Tarih Bilinci ve Kimliğin İnşası
Tarih bilinci, muhasebe bilincidir. Nereden geldik, neredeyiz, nereye gidiyoruz, nereye gitmeliyiz, nasıl gitmeliyiz, ne yapmalıyız gibi kritik soruların muhasebesi milletler için tarih bilinci, tarih şuuru ile yapılır, yapılmalıdır. Milletleri, tarihleri ile tanırız. Bir milletin içtimai, iktisadi, siyasi ve askerî macerasını yansıtan tarih, bize o cemiyet hakkında çok şey söyler. Kısaca bir milletin tarihini bilmek, onu güç ve zaafları ile tanımak demektir (Arvasi, s. 76). Bunu da bize veren tarih bilgisidir.
Tarih, yaşayan nesillere ışık tutan binlerce hadise ile doludur. Yine tarih, yaşayan nesillere örnek olacak binlerce dâhinin ve kahramanın hayatını, eserlerini ve çalışmalarını dile getirir. Yine tarih, binbir facia tablosu çizerek, yaşayan nesillere ibret levhaları gösterir. Yine tarih, bu hürriyeti ile ilim, sanat ve fikir adamlarına ilham kaynağı olur (Arvasi, s. 79.).

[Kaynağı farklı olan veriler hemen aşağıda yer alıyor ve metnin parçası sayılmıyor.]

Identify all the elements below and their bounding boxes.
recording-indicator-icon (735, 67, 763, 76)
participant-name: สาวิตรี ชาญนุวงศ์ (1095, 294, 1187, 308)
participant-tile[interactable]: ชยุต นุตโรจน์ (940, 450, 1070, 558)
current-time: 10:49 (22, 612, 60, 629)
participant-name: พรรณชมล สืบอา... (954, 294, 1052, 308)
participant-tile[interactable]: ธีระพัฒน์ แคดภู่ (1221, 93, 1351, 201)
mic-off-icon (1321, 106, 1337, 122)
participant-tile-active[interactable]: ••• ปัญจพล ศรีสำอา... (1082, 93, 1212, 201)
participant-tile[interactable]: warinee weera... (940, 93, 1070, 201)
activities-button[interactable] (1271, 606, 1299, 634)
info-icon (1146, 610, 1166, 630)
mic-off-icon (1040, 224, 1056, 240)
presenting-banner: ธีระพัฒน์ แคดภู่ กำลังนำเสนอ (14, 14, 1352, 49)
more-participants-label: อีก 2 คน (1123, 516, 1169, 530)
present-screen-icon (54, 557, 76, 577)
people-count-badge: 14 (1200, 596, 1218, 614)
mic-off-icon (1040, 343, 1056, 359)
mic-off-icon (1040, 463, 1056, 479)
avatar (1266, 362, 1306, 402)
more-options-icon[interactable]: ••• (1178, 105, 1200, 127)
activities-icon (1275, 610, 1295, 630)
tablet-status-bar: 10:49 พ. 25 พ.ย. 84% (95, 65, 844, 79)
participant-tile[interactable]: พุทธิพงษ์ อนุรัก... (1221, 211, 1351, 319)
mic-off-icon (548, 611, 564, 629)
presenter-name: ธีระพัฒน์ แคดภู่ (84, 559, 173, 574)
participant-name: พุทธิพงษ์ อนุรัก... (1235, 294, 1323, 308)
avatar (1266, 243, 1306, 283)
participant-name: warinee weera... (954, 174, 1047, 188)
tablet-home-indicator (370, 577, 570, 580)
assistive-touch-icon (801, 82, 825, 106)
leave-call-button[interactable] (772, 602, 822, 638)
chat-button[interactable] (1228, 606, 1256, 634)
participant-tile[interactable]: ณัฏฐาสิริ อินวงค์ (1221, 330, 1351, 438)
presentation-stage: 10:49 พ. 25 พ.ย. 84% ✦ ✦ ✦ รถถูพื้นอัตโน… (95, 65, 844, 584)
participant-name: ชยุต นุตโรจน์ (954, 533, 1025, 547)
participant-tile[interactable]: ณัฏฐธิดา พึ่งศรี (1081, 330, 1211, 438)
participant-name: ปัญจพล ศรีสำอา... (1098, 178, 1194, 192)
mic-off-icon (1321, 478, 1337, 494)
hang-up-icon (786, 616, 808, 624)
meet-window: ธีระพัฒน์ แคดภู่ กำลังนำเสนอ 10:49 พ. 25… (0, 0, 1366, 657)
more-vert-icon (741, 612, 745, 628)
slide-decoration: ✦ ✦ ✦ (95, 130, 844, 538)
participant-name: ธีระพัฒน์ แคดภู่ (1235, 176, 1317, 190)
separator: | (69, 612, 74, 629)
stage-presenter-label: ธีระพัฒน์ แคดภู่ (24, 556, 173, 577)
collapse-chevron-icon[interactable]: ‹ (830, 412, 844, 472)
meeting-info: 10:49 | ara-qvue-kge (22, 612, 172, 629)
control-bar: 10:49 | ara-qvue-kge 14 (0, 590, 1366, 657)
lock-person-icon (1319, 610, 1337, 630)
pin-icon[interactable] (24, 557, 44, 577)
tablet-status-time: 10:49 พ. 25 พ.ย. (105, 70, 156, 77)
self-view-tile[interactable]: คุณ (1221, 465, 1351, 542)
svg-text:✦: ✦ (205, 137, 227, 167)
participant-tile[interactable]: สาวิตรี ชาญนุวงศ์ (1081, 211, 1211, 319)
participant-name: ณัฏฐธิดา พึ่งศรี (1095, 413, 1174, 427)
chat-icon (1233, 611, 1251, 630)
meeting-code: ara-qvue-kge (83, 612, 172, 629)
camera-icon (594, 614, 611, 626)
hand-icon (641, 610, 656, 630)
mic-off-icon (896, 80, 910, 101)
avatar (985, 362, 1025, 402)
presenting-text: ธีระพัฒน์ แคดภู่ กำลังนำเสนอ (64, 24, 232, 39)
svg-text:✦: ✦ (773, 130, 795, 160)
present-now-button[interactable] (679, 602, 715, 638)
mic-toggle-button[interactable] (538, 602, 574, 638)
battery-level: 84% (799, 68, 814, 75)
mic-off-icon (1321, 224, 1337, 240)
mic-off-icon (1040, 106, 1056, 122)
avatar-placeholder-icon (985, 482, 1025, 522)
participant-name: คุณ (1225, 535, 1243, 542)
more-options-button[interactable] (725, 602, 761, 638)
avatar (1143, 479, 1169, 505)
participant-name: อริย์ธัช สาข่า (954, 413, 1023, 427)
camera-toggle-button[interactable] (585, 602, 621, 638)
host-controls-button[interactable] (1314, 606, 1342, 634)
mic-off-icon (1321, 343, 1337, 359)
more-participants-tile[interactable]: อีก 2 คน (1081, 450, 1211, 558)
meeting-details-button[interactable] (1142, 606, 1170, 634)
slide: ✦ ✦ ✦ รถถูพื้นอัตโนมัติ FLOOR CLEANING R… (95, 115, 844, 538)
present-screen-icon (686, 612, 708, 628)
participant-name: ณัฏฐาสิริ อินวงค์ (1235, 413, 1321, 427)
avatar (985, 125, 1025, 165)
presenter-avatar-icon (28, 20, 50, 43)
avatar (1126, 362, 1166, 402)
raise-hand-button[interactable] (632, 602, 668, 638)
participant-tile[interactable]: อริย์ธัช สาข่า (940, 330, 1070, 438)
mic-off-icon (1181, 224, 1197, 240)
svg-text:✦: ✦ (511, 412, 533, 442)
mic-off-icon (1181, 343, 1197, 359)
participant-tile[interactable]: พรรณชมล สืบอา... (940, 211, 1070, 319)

İnsan, öleceğini bildiği için eser bırakıp ölümsüz olmak isterken, diğer taraftan geçmişini merak edip nereden geldiğini araştırır. Tarih bilinci, bu şekilde doğar. İnsanoğlu, ilk insandan itibaren nereden geldiğini merak etmektedir. Tarih bilinci, kendimize olan yolculuğumuzu, kendimizi tanımamızı, kökenimizi, dünyadaki ve toplumlar içindeki yerimizi bilmemizi sağlayarak kişilik ve millet oluşumunda en önemli unsurlardan biridir.
Unutulmaması gereken önemli bir husus da tarihinle ilgilenmezsen, tarihini başkalarının yazdığıdır. Böyle olursa, başkalarının yazdığı gözle bakarsın kendi tarihine ve o bilinçle okursun. Zamanla da kendine, geçmişine ve kültürüne yabancılaşırsın. Bu yüzden tarih bilinci ve tarihin yazımı millî olmalıdır. Objektif olamaz tarih! Objektif tarih yoktur; her yazan tarihçi, mutlaka kendi gözüyle bakar olaylara.